Le élite risorgimentali e post-risorgimentali non attuarono politiche “popolari”, furono spesso, con la Destra, impopolari e oppressive, perfino brutali con il Crispi che ordina la repressione dei “Fasci siciliani”. Questo distacco restò sempre forte, i cattolici del “non expedit”, il Partito Radicale, i socialisti e gli stessi popolari, portatori di esigenze “democratiche”, furono visti come elementi eversivi. Le élite di eredità “liberale” restarono chiuse in se stesse.

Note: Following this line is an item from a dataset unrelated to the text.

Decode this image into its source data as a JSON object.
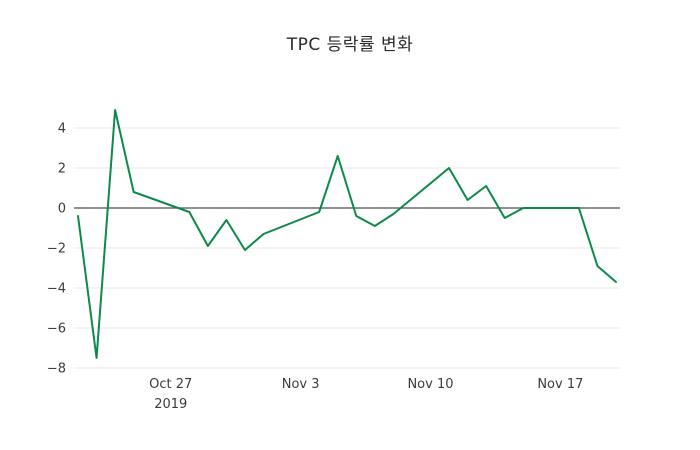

Non casualmente, Benito Mussolini giocò sull’antiparlamentarismo diffuso, per portare finalmente il “popolo” al potere.

La storia d’Italia è quella di un Paese che ha dovuto recuperare in un pugno di anni vicende politiche e istituzionali che altrove erano state di durata secolare, e avevano visto le élite formarsi e stabilizzarsi in processi lunghi, anche essi peraltro  complessi e dolorosi. Vogliamo riconoscere che la minoranza cui si deve l’Unità fu, con tutti i suoi difetti, genialmete all’altezza dei propositi e delle attese, anche se portò con sé – come ci ricorda opportunamente Mieli – problemi e mancanze destinati a restare a lungo  irrisolti?